Germans appear on the whole more concerned about threats to their privacy than Americans. That’s understandable in a country where the Gestapo and the Stasi used to permeate all parts of public and private life. And the fact that Datenkraken tend to be American companies probably stokes more fear abroad than here at home. They may be data octopuses, but they’re our data octopuses.
That’s not to say that Americans aren’t concerned at all. According to a recent Pew survey, an overwhelming majority of Americans are concerned about privacy but feel they lack the tools to protect themselves.
Last week Google and Facebook announced new privacy settings. Facebook said users could set up encrypted emails and Google put its privacy controls for users in one place called “My Account” instead of with each individual Google product. It seemed as though the data giants might finally be ready to put our privacy worries to rest. Unfortunately, that’s not the case.

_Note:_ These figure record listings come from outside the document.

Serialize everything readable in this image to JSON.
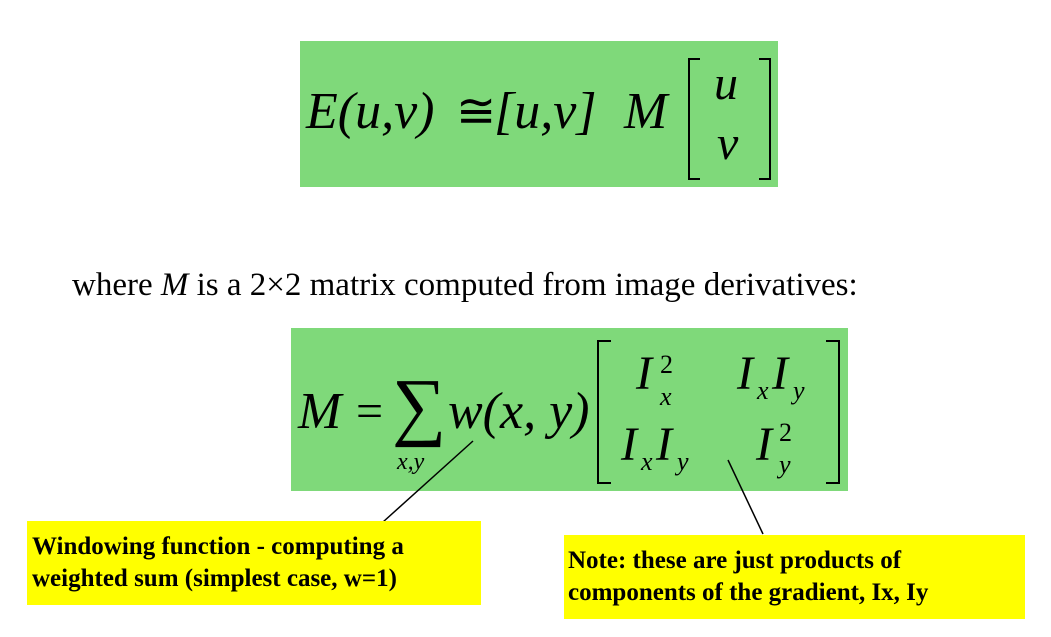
{
  "equation1": {
    "lhs": "E(u,v)",
    "approx": "≅",
    "row_vector": "[u,v]",
    "matrix_symbol": "M",
    "col_top": "u",
    "col_bottom": "v"
  },
  "where_text": {
    "pre": "where ",
    "symbol": "M",
    "post": " is a 2×2 matrix computed from image derivatives:"
  },
  "equation2": {
    "lhs": "M",
    "equals": "=",
    "sum": "∑",
    "sum_sub": "x,y",
    "weight": "w(x, y)",
    "m11_base": "I",
    "m11_sub": "x",
    "m11_sup": "2",
    "m12_a": "I",
    "m12_a_sub": "x",
    "m12_b": "I",
    "m12_b_sub": "y",
    "m21_a": "I",
    "m21_a_sub": "x",
    "m21_b": "I",
    "m21_b_sub": "y",
    "m22_base": "I",
    "m22_sub": "y",
    "m22_sup": "2"
  },
  "callouts": {
    "window_line1": "Windowing function - computing a",
    "window_line2": "weighted sum (simplest case, w=1)",
    "note_line1": "Note: these are just products of",
    "note_line2": "components of the gradient, Ix, Iy"
  },
  "colors": {
    "equation_bg": "#7fd97a",
    "callout_bg": "#ffff00"
  }
}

To Google’s credit, it put its privacy controls into a simple interface. Users won’t have to figure out how to find separate controls for Gmail, Maps, Youtube and Search. So in theory at least, the move should make it easier for users to turn on and off controls for ad settings.
Google does say one thing straight up: It won’t sell your data. That’s nice to know, but what about disclosing it, renting it, or using it on an advertiser’s or other paying customer’s behalf? All that is fair game, according to the current policy.

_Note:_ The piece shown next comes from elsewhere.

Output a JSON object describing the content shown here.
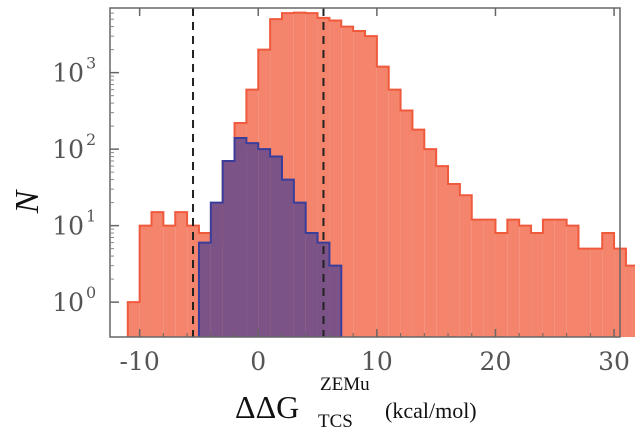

Google has created an enviable business. The company acts as middleman between what we say we want — our searches — and the answers and advertising we get in exchange. And it’s free. But somebody has to pay Google’s 50,000 employees and buy the expensive equipment required. That money comes mainly from advertisers. And guess where the advertisers get the money to pay Google? That would be you. Companies pay for online ads because they work, and they work because we give the companies our dollars.

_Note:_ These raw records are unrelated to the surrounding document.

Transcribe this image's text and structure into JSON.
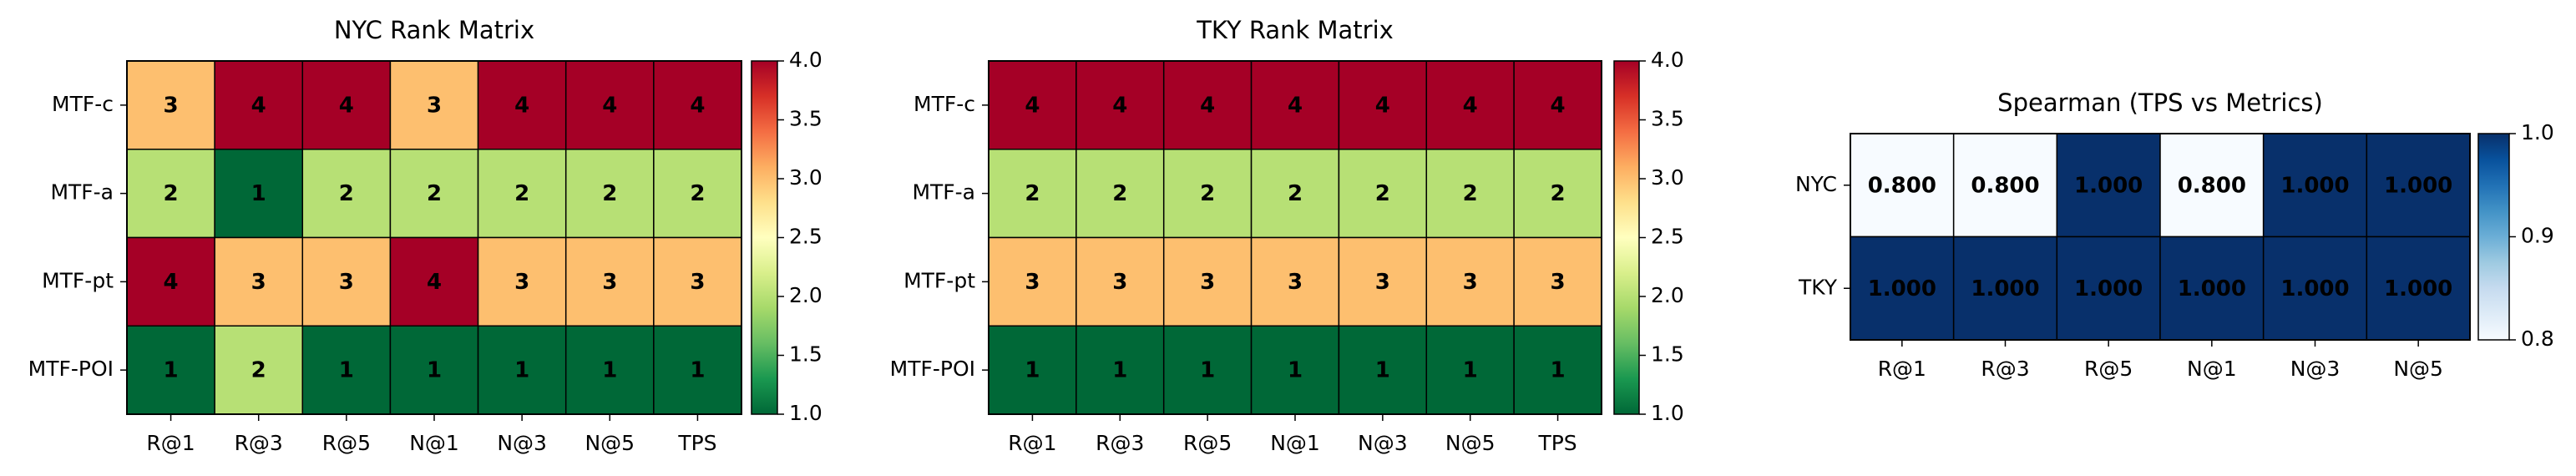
{
  "chart_data": [
    {
      "type": "heatmap",
      "title": "NYC Rank Matrix",
      "categories": [
        "R@1",
        "R@3",
        "R@5",
        "N@1",
        "N@3",
        "N@5",
        "TPS"
      ],
      "rows": [
        "MTF-c",
        "MTF-a",
        "MTF-pt",
        "MTF-POI"
      ],
      "values": [
        [
          3,
          4,
          4,
          3,
          4,
          4,
          4
        ],
        [
          2,
          1,
          2,
          2,
          2,
          2,
          2
        ],
        [
          4,
          3,
          3,
          4,
          3,
          3,
          3
        ],
        [
          1,
          2,
          1,
          1,
          1,
          1,
          1
        ]
      ],
      "colors": [
        "#006837",
        "#1a9850",
        "#66bd63",
        "#a6d96a",
        "#d9ef8b",
        "#ffffbf",
        "#fee08b",
        "#fdae61",
        "#f46d43",
        "#d73027",
        "#a50026"
      ],
      "clim": [
        1,
        4
      ],
      "cticks": [
        {
          "value": 1,
          "label": "1.0"
        },
        1.5,
        {
          "value": 2,
          "label": "2.0"
        },
        2.5,
        {
          "value": 3,
          "label": "3.0"
        },
        3.5,
        {
          "value": 4,
          "label": "4.0"
        }
      ]
    },
    {
      "type": "heatmap",
      "title": "TKY Rank Matrix",
      "categories": [
        "R@1",
        "R@3",
        "R@5",
        "N@1",
        "N@3",
        "N@5",
        "TPS"
      ],
      "rows": [
        "MTF-c",
        "MTF-a",
        "MTF-pt",
        "MTF-POI"
      ],
      "values": [
        [
          4,
          4,
          4,
          4,
          4,
          4,
          4
        ],
        [
          2,
          2,
          2,
          2,
          2,
          2,
          2
        ],
        [
          3,
          3,
          3,
          3,
          3,
          3,
          3
        ],
        [
          1,
          1,
          1,
          1,
          1,
          1,
          1
        ]
      ],
      "colors": [
        "#006837",
        "#1a9850",
        "#66bd63",
        "#a6d96a",
        "#d9ef8b",
        "#ffffbf",
        "#fee08b",
        "#fdae61",
        "#f46d43",
        "#d73027",
        "#a50026"
      ],
      "clim": [
        1,
        4
      ],
      "cticks": [
        {
          "value": 1,
          "label": "1.0"
        },
        1.5,
        {
          "value": 2,
          "label": "2.0"
        },
        2.5,
        {
          "value": 3,
          "label": "3.0"
        },
        3.5,
        {
          "value": 4,
          "label": "4.0"
        }
      ]
    },
    {
      "type": "heatmap",
      "title": "Spearman (TPS vs Metrics)",
      "categories": [
        "R@1",
        "R@3",
        "R@5",
        "N@1",
        "N@3",
        "N@5"
      ],
      "rows": [
        "NYC",
        "TKY"
      ],
      "values": [
        [
          0.8,
          0.8,
          1,
          0.8,
          1,
          1
        ],
        [
          1,
          1,
          1,
          1,
          1,
          1
        ]
      ],
      "value_labels": [
        [
          "0.800",
          "0.800",
          "1.000",
          "0.800",
          "1.000",
          "1.000"
        ],
        [
          "1.000",
          "1.000",
          "1.000",
          "1.000",
          "1.000",
          "1.000"
        ]
      ],
      "colors": [
        "#f7fbff",
        "#deebf7",
        "#c6dbef",
        "#9ecae1",
        "#6baed6",
        "#4292c6",
        "#2171b5",
        "#08519c",
        "#08306b"
      ],
      "clim": [
        0.8,
        1
      ],
      "cticks": [
        {
          "value": 0.8,
          "label": "0.8"
        },
        {
          "value": 0.9,
          "label": "0.9"
        },
        {
          "value": 1,
          "label": "1.0"
        }
      ]
    }
  ]
}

Which is why we have a Datenkrake problem. If Google is getting paid to help sell us stuff, isn’t it unsettling that its tentacles extend into our personal searches, and our lives? Any economist will tell you that superior information is a big advantage in the marketplace. And it’s pretty obvious that the superior information is in Google’s hands, not yours.
You’ll never know exactly why they showed you one ad over another, or whether the price you’re offered is the same as what others see. Research shows that some companies already set prices based on personal data, rather than offering everyone the same deal.
So before Americans start building giant plastic cephalopods and parading against Google, wouldn’t it make sense for Google to head off our privacy concerns? As an undisputed leader among Internet companies, Google could seize the opportunity to be not just used, but trusted. All it takes is a single, clear commitment not to use our data against us. By invoking established principles of agency and loyalty, Google could assure users that their interest comes first, and advertisers won’t use all that data at the expense of consumers. Anything less just looks like whitewash.